Il y a 25 ans, j’obtenais le concours pour devenir prof… C’est sur Minitel que j’avais eu les résultats… (Hello les dinos 🦕👋)
Aujourd’hui, je suis heureuse de recevoir l’autorisation de quitter l’Éducation nationale…

Quand j’ai annoncé que je voulais ouvrir une librairie, beaucoup de personnes ont essayé de me dissuader. En fait, j’ai bien trop de doigts sur une main pour compter les personnes qui ont cru en ce projet.
Je comprends que ça pouvait sembler déraisonnable…
J’avais un emploi stable.
Un salaire garanti.
Des vacances.
Une carrière toute tracée.
Pour une maman solo de 2 enfants, je conçois que ce n’était pas la reconversion la plus « safe ».

Ouvrir une librairie indépendante en 2023 pouvait sembler, au mieux, audacieux. Au pire, complètement stupide.
On m’a beaucoup répété pourquoi je devrais rester :
Par sécurité.
Par prudence.
Pour les enfants.
Parce qu’il fallait être réaliste.
On me disait surtout que pour mes filles c’était idéal, en particulier pour les vacances. Je trouve très étrange l’argument qui consiste à dire qu’il faut continuer un métier parce qu’il y a beaucoup de moments où… on ne l’exerce pas !

Et pourtant…
Je me posais une autre question. Justement pour mes enfants.
Quel exemple étais-je en train de leur donner ?
Celui d’une mère qui part au travail en traînant des pieds ? Qui rentre épuisée d’un métier qui ne lui correspond plus ?
Qui reste parce qu’elle a peur de partir ?
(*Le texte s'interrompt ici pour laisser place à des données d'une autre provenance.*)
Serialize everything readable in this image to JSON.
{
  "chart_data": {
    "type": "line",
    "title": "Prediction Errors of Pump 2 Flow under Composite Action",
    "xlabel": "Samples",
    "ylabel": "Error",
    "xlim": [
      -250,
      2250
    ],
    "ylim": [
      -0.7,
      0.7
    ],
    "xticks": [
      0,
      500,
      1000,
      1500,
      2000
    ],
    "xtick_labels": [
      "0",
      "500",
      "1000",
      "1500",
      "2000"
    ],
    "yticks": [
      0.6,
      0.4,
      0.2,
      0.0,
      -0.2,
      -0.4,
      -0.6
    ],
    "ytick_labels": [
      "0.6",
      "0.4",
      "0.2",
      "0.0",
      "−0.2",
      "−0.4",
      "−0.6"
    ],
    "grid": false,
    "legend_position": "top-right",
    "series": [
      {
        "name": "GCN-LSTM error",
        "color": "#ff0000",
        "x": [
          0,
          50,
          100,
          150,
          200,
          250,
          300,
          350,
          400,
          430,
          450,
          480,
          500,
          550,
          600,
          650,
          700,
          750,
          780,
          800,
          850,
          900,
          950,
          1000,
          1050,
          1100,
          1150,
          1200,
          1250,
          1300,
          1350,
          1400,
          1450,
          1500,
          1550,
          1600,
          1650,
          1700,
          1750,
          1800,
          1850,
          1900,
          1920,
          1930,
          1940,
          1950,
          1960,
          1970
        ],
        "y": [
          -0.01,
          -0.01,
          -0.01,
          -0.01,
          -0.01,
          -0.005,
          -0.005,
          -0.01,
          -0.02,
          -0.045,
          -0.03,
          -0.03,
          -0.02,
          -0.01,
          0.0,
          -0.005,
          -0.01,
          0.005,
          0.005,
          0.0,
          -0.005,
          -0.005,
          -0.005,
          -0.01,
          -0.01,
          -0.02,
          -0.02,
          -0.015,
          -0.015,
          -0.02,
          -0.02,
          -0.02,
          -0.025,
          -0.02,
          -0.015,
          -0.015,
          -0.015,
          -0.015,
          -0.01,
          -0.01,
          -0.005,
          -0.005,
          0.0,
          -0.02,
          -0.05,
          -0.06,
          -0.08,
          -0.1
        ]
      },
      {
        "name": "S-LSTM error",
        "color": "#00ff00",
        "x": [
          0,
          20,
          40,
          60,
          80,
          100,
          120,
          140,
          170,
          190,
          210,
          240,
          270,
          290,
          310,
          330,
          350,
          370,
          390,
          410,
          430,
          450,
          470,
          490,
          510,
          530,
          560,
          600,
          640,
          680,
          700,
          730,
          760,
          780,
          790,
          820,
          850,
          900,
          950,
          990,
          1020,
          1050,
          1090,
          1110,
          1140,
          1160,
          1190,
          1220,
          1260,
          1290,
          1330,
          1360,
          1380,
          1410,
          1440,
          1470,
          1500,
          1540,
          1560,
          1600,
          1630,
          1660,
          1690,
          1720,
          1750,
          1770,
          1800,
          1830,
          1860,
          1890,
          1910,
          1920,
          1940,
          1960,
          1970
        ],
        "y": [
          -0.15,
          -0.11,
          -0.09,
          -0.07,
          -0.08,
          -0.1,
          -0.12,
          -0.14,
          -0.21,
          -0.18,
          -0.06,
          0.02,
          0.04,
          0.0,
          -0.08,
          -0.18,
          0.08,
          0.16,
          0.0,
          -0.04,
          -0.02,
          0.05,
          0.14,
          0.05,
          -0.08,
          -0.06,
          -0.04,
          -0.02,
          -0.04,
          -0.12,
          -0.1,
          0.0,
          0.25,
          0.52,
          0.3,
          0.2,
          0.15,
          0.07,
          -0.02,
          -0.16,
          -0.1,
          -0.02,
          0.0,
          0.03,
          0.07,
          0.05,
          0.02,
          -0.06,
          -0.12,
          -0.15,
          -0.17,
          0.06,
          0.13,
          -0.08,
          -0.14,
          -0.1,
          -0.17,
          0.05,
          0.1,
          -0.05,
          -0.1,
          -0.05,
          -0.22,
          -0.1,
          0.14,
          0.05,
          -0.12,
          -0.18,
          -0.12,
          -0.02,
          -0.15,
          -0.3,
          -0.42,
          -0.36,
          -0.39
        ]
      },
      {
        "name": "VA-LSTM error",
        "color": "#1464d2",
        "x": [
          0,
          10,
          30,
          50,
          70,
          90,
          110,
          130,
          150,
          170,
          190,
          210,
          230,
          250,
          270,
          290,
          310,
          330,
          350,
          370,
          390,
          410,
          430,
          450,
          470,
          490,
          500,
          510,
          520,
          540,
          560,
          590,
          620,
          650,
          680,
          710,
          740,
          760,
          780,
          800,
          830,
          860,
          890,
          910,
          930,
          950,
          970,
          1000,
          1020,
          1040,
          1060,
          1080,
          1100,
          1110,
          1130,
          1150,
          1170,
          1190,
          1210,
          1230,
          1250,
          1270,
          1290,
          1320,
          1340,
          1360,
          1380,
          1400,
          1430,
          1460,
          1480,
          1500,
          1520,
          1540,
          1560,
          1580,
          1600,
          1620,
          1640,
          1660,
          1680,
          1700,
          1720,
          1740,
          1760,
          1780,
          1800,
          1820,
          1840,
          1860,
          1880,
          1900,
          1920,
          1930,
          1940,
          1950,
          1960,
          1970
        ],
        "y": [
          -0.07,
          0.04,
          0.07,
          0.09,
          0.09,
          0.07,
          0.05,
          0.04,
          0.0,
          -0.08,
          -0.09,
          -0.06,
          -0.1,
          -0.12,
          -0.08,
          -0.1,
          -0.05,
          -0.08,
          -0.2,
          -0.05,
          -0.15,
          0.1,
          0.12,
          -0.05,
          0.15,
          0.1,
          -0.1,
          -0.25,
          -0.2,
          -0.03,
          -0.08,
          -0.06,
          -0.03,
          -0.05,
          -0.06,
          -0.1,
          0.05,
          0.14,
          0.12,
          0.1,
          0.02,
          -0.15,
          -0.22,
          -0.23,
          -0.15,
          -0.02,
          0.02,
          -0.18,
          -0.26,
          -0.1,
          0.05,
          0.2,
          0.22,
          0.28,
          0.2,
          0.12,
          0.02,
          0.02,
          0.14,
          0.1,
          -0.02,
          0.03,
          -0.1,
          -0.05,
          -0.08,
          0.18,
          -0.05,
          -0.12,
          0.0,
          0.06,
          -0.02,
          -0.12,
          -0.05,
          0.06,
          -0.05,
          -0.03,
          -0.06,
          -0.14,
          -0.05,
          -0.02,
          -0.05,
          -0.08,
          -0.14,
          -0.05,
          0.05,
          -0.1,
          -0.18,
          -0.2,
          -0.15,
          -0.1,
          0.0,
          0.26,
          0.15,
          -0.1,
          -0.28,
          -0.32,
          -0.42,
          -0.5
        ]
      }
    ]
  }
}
Je ne regrette pas d’avoir été enseignante. J’ai aimé ce métier. Il m’a apporté beaucoup et m’a permis de vivre sur d’autres continents. Mais je n’aurais pas pu faire 20 ans de plus.
J’avais perdu l’envie. L’énergie.
Et parfois même le sens.

Ce courrier ne célèbre pas une démission. Il célèbre une décision.
La décision de construire une vie qui me ressemble davantage.
Et malgré les inquiétudes, les doutes et quelques nuits presque blanches… Je crois que c’est l’une des meilleures décisions que j’ai prises.